The authors evaluate the approach on the WikiTableQuestions benchmark, a widely used dataset containing heterogeneous tables and complex reasoning requirements. Using the open‑source Qwen2.5‑Coder‑7B‑Instruct model with the proposed prompt template, the system achieves 70.9 % accuracy, surpassing the Repanda baseline (67.6 %). To further exploit complementary strengths, the authors introduce a lightweight answer‑selection module that combines the commented‑code model with a strong end‑to‑end TableQA system (e.g., Table‑R1).
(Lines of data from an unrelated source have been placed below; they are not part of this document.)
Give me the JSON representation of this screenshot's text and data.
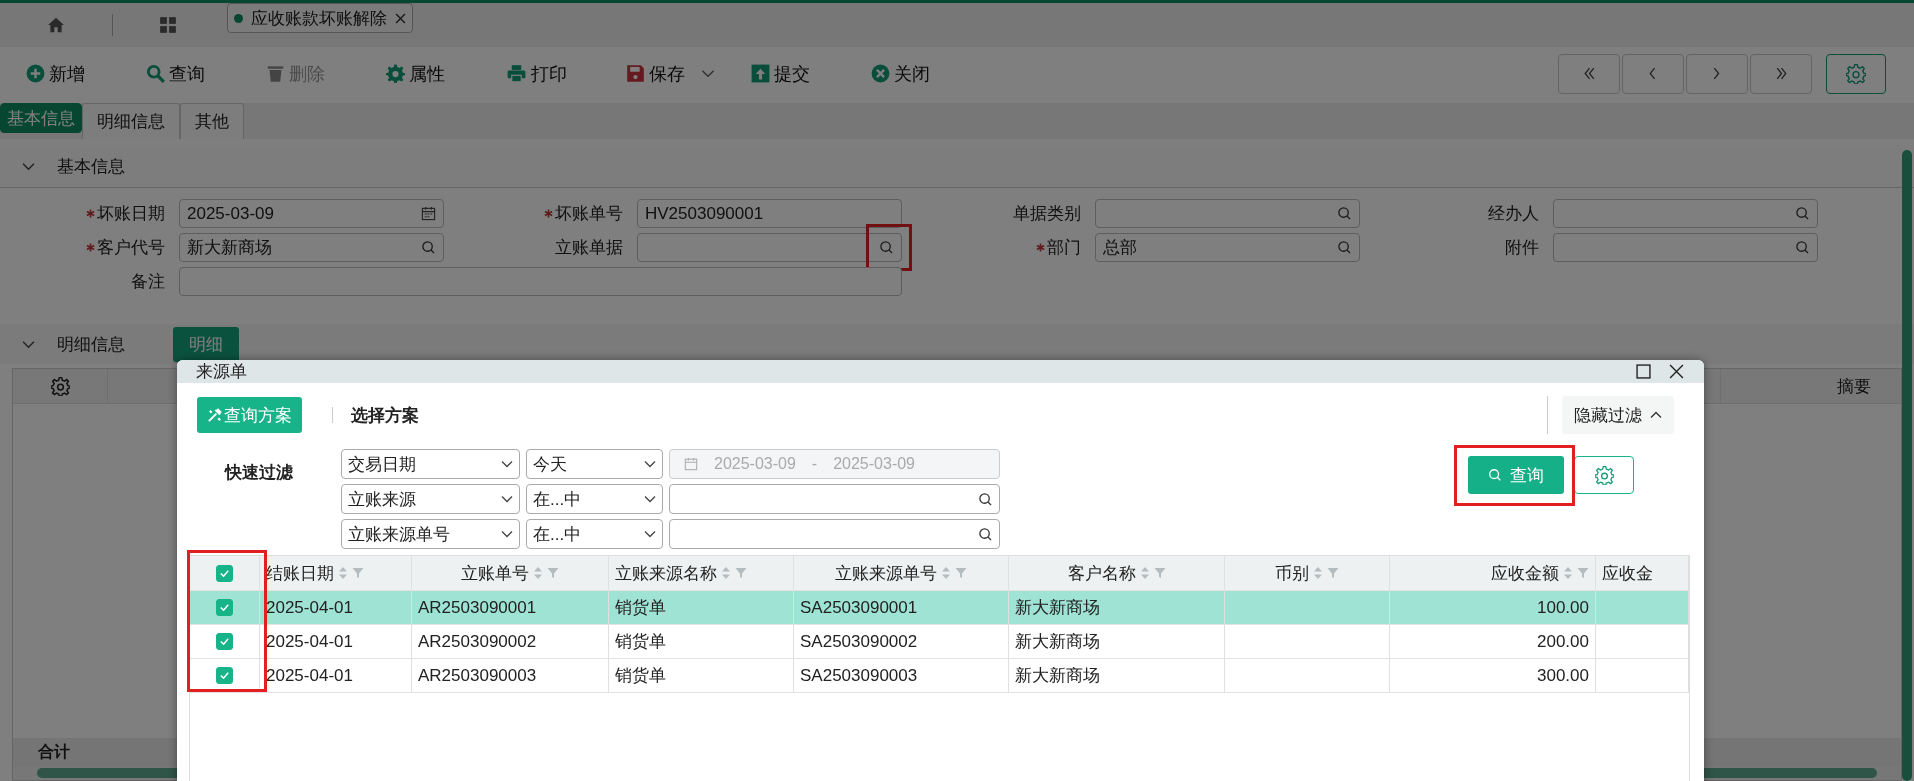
{
  "doc_tab": {
    "label": "应收账款坏账解除",
    "selected": true
  },
  "toolbar": [
    {
      "label": "新增",
      "kind": "plus",
      "disabled": false
    },
    {
      "label": "查询",
      "kind": "search",
      "disabled": false
    },
    {
      "label": "删除",
      "kind": "trash",
      "disabled": true
    },
    {
      "label": "属性",
      "kind": "gear",
      "disabled": false
    },
    {
      "label": "打印",
      "kind": "printer",
      "disabled": false
    },
    {
      "label": "保存",
      "kind": "save",
      "disabled": false
    },
    {
      "label": "提交",
      "kind": "upload",
      "disabled": false
    },
    {
      "label": "关闭",
      "kind": "close",
      "disabled": false
    }
  ],
  "form_tabs": [
    {
      "label": "基本信息",
      "selected": true
    },
    {
      "label": "明细信息",
      "selected": false
    },
    {
      "label": "其他",
      "selected": false
    }
  ],
  "basic_section": {
    "title": "基本信息",
    "expanded": true,
    "fields": [
      {
        "label": "坏账日期",
        "required": true,
        "value": "2025-03-09",
        "kind": "calendar"
      },
      {
        "label": "坏账单号",
        "required": true,
        "value": "HV2503090001",
        "kind": "plain"
      },
      {
        "label": "单据类别",
        "required": false,
        "kind": "search"
      },
      {
        "label": "经办人",
        "required": false,
        "kind": "search"
      },
      {
        "label": "客户代号",
        "required": true,
        "value": "新大新商场",
        "kind": "search"
      },
      {
        "label": "立账单据",
        "required": false,
        "kind": "search",
        "highlighted": true
      },
      {
        "label": "部门",
        "required": true,
        "value": "总部",
        "kind": "search"
      },
      {
        "label": "附件",
        "required": false,
        "kind": "search"
      },
      {
        "label": "备注",
        "required": false,
        "kind": "wide"
      }
    ]
  },
  "detail_section": {
    "title": "明细信息",
    "expanded": true,
    "button": "明细",
    "last_column": "摘要",
    "total_label": "合计"
  },
  "dialog": {
    "title": "来源单",
    "scheme_button": "查询方案",
    "scheme_label": "选择方案",
    "filter_toggle": {
      "label": "隐藏过滤",
      "expanded": true
    },
    "quick_filter_label": "快速过滤",
    "filters": [
      {
        "field": "交易日期",
        "operator": "今天",
        "kind": "date-range",
        "from": "2025-03-09",
        "separator": "-",
        "to": "2025-03-09"
      },
      {
        "field": "立账来源",
        "operator": "在...中",
        "kind": "search"
      },
      {
        "field": "立账来源单号",
        "operator": "在...中",
        "kind": "search"
      }
    ],
    "query_button": {
      "label": "查询",
      "highlighted": true
    },
    "table": {
      "all_checked": true,
      "checkbox_highlighted": true,
      "columns": [
        {
          "label": "结账日期",
          "kind": "sortable"
        },
        {
          "label": "立账单号",
          "kind": "sortable"
        },
        {
          "label": "立账来源名称",
          "kind": "sortable"
        },
        {
          "label": "立账来源单号",
          "kind": "sortable"
        },
        {
          "label": "客户名称",
          "kind": "sortable"
        },
        {
          "label": "币别",
          "kind": "sortable"
        },
        {
          "label": "应收金额",
          "kind": "sortable"
        },
        {
          "label": "应收金",
          "kind": "plain"
        }
      ],
      "rows": [
        {
          "checked": true,
          "selected": true,
          "cells": [
            "2025-04-01",
            "AR2503090001",
            "销货单",
            "SA2503090001",
            "新大新商场",
            "",
            "100.00",
            ""
          ]
        },
        {
          "checked": true,
          "selected": false,
          "cells": [
            "2025-04-01",
            "AR2503090002",
            "销货单",
            "SA2503090002",
            "新大新商场",
            "",
            "200.00",
            ""
          ]
        },
        {
          "checked": true,
          "selected": false,
          "cells": [
            "2025-04-01",
            "AR2503090003",
            "销货单",
            "SA2503090003",
            "新大新商场",
            "",
            "300.00",
            ""
          ]
        }
      ]
    }
  }
}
The selector evaluates the answers from both models and chooses the most plausible one, raising the overall accuracy to 84.3 %. Error analysis shows that the code‑based component virtually eliminates arithmetic mistakes; most residual errors stem from missing or sub‑optimal planning comments, which are easier to diagnose thanks to the explicit stepwise structure.
Key contributions include: (1) a structured instruction format that mandates a planning comment and aligns each reasoning step with a concrete Pandas operation; (2) a single‑pass generation pipeline that retains token efficiency while providing the interpretability of multi‑step reasoning; (3) empirical evidence that explicit, executable reasoning improves both numerical reliability and overall performance, especially when combined with existing end‑to‑end models.
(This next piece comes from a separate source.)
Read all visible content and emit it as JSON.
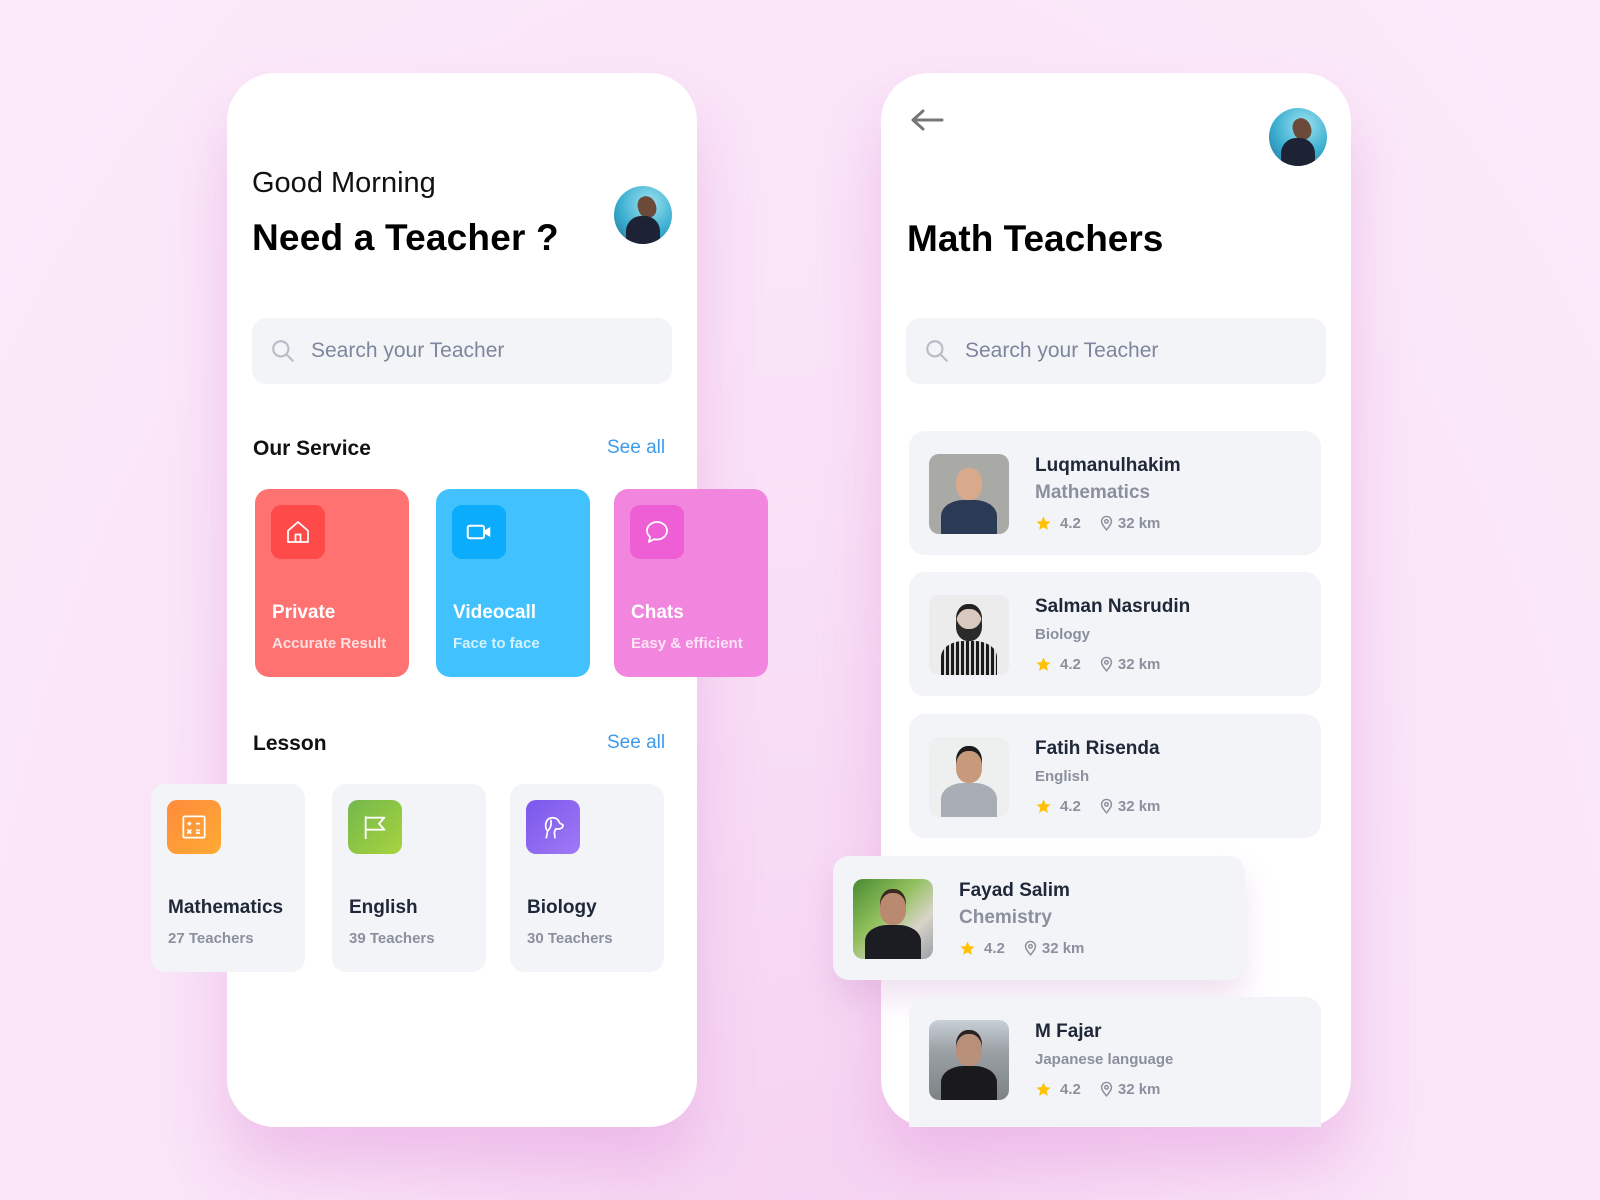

The paper also discusses limitations and future work. The current implementation focuses on Pandas and single‑table queries; extending the framework to handle joins, multi‑table databases, or non‑tabular inputs (e.g., OCR‑extracted tables) will require additional language constructs. Moreover, while the prompt design works well for a 7‑billion‑parameter model, scaling to larger LLMs may demand more sophisticated token budgeting to keep the comment‑code block within context limits. Future directions include (a) integrating automatic error‑diagnosis loops that re‑generate or patch code when execution fails, (b) exploring richer planning languages (e.g., pseudo‑SQL + comments) for more complex relational reasoning, and (c) applying the approach to other structured‑data tasks such as knowledge‑base question answering or spreadsheet automation.
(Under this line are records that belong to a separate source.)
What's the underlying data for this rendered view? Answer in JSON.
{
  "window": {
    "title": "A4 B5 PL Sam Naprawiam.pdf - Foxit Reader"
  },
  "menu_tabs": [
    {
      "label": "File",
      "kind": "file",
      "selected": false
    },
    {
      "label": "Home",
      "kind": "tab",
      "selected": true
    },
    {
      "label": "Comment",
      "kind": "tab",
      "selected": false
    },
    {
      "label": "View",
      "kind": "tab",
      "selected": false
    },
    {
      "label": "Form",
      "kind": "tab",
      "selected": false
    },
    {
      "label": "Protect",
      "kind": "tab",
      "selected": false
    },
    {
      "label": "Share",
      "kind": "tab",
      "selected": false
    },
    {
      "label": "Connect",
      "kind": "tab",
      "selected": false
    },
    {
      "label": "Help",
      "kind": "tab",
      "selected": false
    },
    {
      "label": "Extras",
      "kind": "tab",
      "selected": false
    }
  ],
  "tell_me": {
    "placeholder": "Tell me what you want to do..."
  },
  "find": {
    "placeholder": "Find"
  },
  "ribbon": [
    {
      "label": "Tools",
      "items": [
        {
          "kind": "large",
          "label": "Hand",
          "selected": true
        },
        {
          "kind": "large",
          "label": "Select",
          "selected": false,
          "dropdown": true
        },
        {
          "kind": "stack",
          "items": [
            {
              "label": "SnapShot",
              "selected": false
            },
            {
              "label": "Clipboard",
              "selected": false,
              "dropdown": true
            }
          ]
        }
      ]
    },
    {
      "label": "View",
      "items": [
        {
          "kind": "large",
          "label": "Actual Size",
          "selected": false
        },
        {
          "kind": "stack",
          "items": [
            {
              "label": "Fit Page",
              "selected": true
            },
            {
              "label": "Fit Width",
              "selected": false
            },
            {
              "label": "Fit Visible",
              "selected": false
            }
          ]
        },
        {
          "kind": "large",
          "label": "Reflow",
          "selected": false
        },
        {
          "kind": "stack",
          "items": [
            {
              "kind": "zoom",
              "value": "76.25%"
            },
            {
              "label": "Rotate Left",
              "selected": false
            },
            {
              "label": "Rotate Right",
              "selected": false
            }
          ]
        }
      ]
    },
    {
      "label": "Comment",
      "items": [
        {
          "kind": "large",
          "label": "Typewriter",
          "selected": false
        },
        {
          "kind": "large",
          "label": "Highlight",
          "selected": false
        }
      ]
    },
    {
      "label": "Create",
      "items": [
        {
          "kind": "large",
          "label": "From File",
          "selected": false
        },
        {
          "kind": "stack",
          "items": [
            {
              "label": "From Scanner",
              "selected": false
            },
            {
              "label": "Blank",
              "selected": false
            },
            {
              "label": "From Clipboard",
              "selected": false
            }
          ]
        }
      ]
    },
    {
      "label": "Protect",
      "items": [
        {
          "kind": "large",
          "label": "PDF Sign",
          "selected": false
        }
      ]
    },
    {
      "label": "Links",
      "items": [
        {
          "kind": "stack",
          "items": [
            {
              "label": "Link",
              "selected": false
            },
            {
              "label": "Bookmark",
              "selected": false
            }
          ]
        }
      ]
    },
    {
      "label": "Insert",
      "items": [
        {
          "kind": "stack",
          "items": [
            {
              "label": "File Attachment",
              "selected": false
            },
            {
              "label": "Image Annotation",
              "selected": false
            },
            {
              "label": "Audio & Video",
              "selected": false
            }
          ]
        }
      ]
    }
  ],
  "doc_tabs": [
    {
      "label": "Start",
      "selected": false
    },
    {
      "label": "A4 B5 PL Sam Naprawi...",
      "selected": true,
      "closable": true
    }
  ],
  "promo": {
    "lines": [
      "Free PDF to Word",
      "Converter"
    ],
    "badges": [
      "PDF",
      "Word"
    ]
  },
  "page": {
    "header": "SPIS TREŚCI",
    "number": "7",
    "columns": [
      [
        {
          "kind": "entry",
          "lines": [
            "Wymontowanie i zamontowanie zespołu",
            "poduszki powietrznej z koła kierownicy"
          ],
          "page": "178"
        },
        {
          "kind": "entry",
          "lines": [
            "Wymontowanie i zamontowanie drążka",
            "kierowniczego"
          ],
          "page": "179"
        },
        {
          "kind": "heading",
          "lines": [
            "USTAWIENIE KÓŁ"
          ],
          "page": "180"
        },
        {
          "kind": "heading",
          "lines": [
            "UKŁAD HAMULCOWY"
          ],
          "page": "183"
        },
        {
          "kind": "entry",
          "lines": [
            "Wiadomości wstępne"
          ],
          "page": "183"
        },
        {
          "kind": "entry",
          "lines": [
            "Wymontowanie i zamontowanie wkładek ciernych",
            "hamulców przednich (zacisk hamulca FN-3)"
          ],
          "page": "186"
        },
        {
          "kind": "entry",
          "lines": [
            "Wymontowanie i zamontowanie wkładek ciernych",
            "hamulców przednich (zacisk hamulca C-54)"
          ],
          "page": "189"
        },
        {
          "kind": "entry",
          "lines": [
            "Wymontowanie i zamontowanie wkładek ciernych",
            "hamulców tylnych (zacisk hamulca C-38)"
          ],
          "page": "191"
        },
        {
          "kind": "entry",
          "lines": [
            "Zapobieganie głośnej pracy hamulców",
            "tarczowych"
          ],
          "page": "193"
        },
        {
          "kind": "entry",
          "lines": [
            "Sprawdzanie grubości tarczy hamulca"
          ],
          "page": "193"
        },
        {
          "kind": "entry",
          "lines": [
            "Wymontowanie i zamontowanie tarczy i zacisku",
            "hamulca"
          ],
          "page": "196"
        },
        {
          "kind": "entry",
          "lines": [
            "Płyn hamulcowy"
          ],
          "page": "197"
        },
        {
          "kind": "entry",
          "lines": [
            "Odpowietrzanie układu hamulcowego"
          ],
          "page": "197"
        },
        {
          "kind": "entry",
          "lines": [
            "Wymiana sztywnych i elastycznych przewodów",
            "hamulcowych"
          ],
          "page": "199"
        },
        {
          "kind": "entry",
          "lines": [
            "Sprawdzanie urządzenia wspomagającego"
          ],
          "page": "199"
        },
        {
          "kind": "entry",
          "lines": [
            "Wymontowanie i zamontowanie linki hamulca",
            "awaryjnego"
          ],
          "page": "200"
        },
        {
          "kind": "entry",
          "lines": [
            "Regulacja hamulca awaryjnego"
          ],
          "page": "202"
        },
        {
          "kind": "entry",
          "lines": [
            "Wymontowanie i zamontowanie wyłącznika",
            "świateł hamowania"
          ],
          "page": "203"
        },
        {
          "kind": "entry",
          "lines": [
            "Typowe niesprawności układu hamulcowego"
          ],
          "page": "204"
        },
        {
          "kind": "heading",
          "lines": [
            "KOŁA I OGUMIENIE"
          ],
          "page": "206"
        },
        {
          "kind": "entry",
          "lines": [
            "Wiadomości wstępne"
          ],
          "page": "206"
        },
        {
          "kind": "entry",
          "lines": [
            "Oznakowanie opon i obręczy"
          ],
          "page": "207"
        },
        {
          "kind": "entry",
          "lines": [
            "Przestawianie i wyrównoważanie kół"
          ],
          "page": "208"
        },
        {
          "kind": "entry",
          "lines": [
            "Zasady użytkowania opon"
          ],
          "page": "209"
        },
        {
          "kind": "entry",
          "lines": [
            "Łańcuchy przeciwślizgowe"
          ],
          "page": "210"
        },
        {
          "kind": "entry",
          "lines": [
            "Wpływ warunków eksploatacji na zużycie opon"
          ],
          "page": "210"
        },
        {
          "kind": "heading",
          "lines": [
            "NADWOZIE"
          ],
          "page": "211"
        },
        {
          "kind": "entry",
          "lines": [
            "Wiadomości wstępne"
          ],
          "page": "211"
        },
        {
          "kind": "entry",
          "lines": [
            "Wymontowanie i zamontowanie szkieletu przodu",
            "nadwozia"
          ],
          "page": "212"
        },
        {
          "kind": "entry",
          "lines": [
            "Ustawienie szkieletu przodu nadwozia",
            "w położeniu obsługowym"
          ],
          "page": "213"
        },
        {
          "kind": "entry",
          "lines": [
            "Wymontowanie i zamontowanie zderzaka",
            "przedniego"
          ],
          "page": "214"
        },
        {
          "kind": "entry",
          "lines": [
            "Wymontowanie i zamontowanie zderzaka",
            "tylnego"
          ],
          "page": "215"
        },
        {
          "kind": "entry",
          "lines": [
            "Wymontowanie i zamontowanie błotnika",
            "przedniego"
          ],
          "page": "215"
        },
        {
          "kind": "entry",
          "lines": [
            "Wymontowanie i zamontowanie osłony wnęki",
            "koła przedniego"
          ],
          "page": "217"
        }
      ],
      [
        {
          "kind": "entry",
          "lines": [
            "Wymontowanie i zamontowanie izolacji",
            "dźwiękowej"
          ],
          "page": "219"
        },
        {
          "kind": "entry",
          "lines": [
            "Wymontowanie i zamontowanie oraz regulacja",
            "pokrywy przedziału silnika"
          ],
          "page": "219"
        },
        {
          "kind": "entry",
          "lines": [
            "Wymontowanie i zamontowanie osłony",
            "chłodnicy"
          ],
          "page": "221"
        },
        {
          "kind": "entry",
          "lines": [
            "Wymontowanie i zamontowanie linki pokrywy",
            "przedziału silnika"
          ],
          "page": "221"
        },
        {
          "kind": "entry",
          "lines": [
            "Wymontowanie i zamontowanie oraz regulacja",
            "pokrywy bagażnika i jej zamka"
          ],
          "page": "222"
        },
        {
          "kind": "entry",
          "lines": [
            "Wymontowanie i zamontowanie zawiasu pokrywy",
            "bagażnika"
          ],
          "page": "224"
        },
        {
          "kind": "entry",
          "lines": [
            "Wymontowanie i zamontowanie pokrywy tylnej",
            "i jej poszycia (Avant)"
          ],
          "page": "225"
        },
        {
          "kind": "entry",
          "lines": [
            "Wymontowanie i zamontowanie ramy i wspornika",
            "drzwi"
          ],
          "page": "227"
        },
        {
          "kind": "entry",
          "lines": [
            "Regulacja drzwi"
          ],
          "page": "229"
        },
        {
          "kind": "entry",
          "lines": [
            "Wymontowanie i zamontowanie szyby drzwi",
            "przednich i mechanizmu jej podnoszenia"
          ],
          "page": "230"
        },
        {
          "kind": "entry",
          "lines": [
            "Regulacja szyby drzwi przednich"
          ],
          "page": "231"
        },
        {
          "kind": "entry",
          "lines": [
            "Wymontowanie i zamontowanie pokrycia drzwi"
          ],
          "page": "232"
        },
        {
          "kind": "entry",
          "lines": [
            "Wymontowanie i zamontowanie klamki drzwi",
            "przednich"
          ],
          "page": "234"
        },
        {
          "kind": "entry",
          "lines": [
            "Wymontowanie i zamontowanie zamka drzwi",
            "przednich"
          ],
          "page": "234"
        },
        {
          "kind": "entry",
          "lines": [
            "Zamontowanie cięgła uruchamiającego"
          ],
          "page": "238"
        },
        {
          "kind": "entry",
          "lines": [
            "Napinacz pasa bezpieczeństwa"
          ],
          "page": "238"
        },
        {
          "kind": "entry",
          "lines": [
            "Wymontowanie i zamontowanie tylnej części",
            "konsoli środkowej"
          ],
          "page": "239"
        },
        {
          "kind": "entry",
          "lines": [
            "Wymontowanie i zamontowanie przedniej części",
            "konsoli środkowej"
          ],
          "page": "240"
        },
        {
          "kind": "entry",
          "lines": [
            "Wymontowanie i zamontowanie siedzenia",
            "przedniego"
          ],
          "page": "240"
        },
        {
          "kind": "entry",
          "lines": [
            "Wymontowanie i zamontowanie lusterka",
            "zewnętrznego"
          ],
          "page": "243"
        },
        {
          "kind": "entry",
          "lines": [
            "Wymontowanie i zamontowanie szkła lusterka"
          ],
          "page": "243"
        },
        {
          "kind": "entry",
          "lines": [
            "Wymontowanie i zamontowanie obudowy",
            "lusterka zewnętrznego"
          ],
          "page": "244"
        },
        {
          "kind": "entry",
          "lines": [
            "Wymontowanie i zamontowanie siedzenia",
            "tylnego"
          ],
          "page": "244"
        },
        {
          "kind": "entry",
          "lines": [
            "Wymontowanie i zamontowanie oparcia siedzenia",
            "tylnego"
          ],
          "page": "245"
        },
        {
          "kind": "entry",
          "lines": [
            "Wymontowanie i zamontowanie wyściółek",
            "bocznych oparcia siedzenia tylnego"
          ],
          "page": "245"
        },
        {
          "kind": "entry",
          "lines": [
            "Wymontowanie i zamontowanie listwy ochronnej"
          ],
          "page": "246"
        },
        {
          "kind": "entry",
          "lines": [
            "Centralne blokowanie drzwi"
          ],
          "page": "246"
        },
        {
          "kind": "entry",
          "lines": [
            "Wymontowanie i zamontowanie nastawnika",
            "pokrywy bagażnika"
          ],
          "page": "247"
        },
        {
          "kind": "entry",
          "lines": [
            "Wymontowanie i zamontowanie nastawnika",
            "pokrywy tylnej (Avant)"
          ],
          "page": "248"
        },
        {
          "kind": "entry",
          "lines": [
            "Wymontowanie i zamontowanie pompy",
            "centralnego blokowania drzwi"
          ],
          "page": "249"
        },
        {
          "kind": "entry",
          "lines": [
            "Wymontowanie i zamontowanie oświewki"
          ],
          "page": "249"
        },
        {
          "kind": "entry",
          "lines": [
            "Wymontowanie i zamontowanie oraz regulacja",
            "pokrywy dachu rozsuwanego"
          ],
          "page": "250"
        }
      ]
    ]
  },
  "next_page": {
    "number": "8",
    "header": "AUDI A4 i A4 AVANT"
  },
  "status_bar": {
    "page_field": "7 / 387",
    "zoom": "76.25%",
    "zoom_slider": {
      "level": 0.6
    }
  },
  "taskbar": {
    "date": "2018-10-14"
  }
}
In summary, Commented Code for TableQA demonstrates that embedding explicit, human‑readable reasoning directly into executable code bridges the gap between interpretability and numerical correctness. The method outperforms prior single‑line code generators, and when paired with powerful end‑to‑end models, it reaches state‑of‑the‑art performance on WikiTableQuestions. This work suggests a promising path forward for TableQA: a tight coupling of planning, stepwise reasoning, and deterministic execution within a compact, single‑pass generation framework.